Kabuga, who is 84 according to officials but claims to be 87, was arrested in May at his home outside Paris after 25 years on the run.
The 1994 Rwanda genocide of some 800,000 people by Hutu extremists targeted rival Tutsis as well as also moderate Hutus.
Once one of Rwanda’s richest men, Kabuga is alleged to have funneled money to militia groups as chairman of the national defence fund.
He is also accused of setting up the Interahamwe militia that carried out massacres as well as the Radio-Television Libre des Mille Collines whose broadcasts incited people to murder.
A French court ruled in June that Kabuga should stand trial at the Mechanism for International Criminal Tribunals (MICT) based in Arusha, Tanzania.
But his lawyers appealed, citing frail health and fears the UN tribunal in Africa would be biased.
During a hearing at France’s supreme court for criminal cases, the Cour de Cassation, Kabuga’s lawyer Louis Bore also argued that his client could not receive proper medical treatment in Tanzania.
Kabuga has diabetes, high blood pressure and leukoaraiosis, an incurable illness that erodes physical and cognitive abilities, Bore said.
Kabuga was moved from his cell at the end of last week for “medical reasons,” several sources told AFP.
If the appeals court endorses his transfer, Kabuga would have one month to appear before the MICT, which took over the duties of the UN’s International Criminal Tribunal for Rwanda (ICTR) when it formally closed in 2015.
The ICTR handed down dozens of prison sentences over the years on genocide and other charges, including life sentences. It also acquitted some suspects.
Kabuga was indicted by the tribunal in 1997 on seven counts, including genocide.
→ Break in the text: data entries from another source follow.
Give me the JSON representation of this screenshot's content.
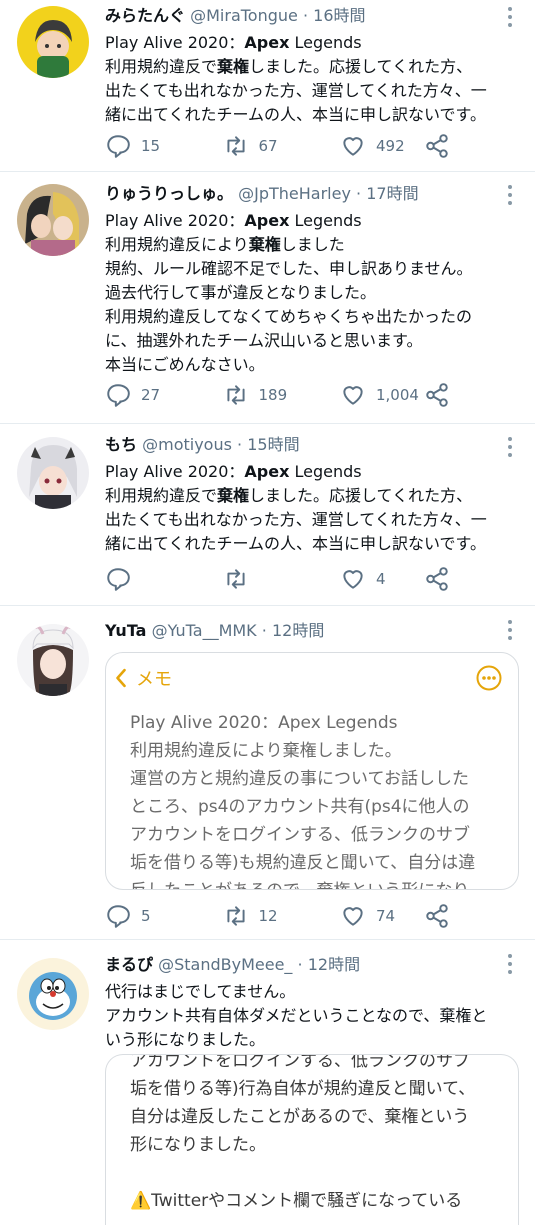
{
  "tweets": [
    {
      "name": "みらたんぐ",
      "handle": "@MiraTongue",
      "time": "16時間",
      "title_prefix": "Play Alive 2020：",
      "title_bold": "Apex",
      "title_suffix": " Legends",
      "text_a": "利用規約違反で",
      "text_bold": "棄権",
      "text_b": "しました。応援してくれた方、\n出たくても出れなかった方、運営してくれた方々、一\n緒に出てくれたチームの人、本当に申し訳ないです。",
      "replies": "15",
      "retweets": "67",
      "likes": "492"
    },
    {
      "name": "りゅうりっしゅ。",
      "handle": "@JpTheHarley",
      "time": "17時間",
      "title_prefix": "Play Alive 2020：",
      "title_bold": "Apex",
      "title_suffix": " Legends",
      "text_a": "利用規約違反により",
      "text_bold": "棄権",
      "text_b": "しました\n規約、ルール確認不足でした、申し訳ありません。\n過去代行して事が違反となりました。\n利用規約違反してなくてめちゃくちゃ出たかったの\nに、抽選外れたチーム沢山いると思います。\n本当にごめんなさい。",
      "replies": "27",
      "retweets": "189",
      "likes": "1,004"
    },
    {
      "name": "もち",
      "handle": "@motiyous",
      "time": "15時間",
      "title_prefix": "Play Alive 2020：",
      "title_bold": "Apex",
      "title_suffix": " Legends",
      "text_a": "利用規約違反で",
      "text_bold": "棄権",
      "text_b": "しました。応援してくれた方、\n出たくても出れなかった方、運営してくれた方々、一\n緒に出てくれたチームの人、本当に申し訳ないです。",
      "replies": "",
      "retweets": "",
      "likes": "4"
    },
    {
      "name": "YuTa",
      "handle": "@YuTa__MMK",
      "time": "12時間",
      "memo_back": "メモ",
      "memo_text": "Play Alive 2020：Apex Legends\n利用規約違反により棄権しました。\n運営の方と規約違反の事についてお話しした\nところ、ps4のアカウント共有(ps4に他人の\nアカウントをログインする、低ランクのサブ\n垢を借りる等)も規約違反と聞いて、自分は違\n反したことがあるので、棄権という形になり",
      "replies": "5",
      "retweets": "12",
      "likes": "74"
    },
    {
      "name": "まるぴ",
      "handle": "@StandByMeee_",
      "time": "12時間",
      "text": "代行はまじでしてません。\nアカウント共有自体ダメだということなので、棄権と\nいう形になりました。",
      "memo_text": "アカウントをログインする、低ランクのサブ\n垢を借りる等)行為自体が規約違反と聞いて、\n自分は違反したことがあるので、棄権という\n形になりました。\n\n⚠️Twitterやコメント欄で騒ぎになっている"
    }
  ],
  "colors": {
    "icon": "#5b7083",
    "divider": "#e6ecf0",
    "memo_accent": "#e5a50a"
  }
}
He denies all the charges.
Rwanda has said it wants to see Kabuga tried by its own courts, but transferring jurisdiction away from the UN tribunal in Tanzania would require a decision by the UN Security Council, according to Serge Brammertz, a prosecutor for the MICT.
Rwanda itself carried out 22 executions of people convicted for their role in the conflict before abolishing the death penalty in 2007, a move that facilitated the extradition of suspects from other countries to Rwanda.
Between 2005 and 2012, some 12,000 popular tribunals know as “gacaca” tried close to two million people, convicting two-thirds of them.
European courts have also tried and sentenced Rwandan genocide suspects, notably Belgium and France.